Purpose: To develop an algorithm using routine clinical laboratory measurements to identify people at risk for systematic underestimation of glycated hemoglobin (HbA1c) due to p.Val68Met glucose-6-phosphate dehydrogenase (G6PD) deficiency.

Methods: We analyzed 122,307 participants of self-identified Black race across four large cohorts with blood glucose, HbA1c, and red cell distribution width measurements from a single blood draw. In UK Biobank, we used recursive partitioning to develop criteria for possible and likely G6PD deficiency. We validated the algorithm in NIH All of Us, Vanderbilt BioVU, and the Million Veterans Program. In Vanderbilt's Synthetic Derivative, we created a cohort of 48,031 participants with type 2 diabetes and no genetic data to test whether predicted risk for G6PD deficiency was associated with incident diabetic retinopathy.

Results: G6PD deficiency predictions in hemizygous males showed precision/recall of 31%/81% for possible and 81%/10% for likely deficiency.

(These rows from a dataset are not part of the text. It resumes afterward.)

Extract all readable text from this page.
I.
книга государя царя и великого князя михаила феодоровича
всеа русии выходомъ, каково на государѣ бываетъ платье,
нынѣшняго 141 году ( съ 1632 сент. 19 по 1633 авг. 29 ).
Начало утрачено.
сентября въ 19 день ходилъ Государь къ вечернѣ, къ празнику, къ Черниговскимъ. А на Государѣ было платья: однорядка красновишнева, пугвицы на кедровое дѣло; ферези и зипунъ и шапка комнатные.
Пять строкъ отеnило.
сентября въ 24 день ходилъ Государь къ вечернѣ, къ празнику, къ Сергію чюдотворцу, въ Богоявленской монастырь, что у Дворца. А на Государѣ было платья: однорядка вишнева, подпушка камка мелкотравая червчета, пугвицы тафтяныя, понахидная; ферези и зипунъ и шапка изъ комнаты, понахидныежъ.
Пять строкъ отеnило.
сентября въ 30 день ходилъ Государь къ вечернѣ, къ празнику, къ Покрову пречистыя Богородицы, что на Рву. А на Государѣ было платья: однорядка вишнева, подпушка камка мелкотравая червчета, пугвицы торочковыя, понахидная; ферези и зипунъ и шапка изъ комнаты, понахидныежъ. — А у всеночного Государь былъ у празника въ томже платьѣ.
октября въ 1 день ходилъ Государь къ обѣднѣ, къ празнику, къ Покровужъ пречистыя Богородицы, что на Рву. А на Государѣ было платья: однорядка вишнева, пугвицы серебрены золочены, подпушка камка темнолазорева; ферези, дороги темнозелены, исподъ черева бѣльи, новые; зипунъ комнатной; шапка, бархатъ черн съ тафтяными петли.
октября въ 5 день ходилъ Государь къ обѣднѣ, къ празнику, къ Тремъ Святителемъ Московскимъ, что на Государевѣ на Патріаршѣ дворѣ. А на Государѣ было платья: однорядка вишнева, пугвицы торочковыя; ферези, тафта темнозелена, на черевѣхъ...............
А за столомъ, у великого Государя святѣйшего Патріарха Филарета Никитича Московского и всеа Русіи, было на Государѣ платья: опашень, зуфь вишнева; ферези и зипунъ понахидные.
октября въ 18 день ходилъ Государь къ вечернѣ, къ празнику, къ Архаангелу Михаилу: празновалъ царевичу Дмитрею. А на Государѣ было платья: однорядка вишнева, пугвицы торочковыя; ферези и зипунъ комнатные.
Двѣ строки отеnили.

In homozygous females, precision/recall was 6%/76% for possible and 34%/13% for likely deficiency. Diabetic patients with predicted possible deficiency demonstrated 1.4-fold higher 20-year retinopathy rates (14.3% vs 11.2%, P=0.003).

Conclusion: We report a simple clinical algorithm that enables healthcare systems to identify people who may benefit from G6PD genotyping and glucose-based diabetes monitoring.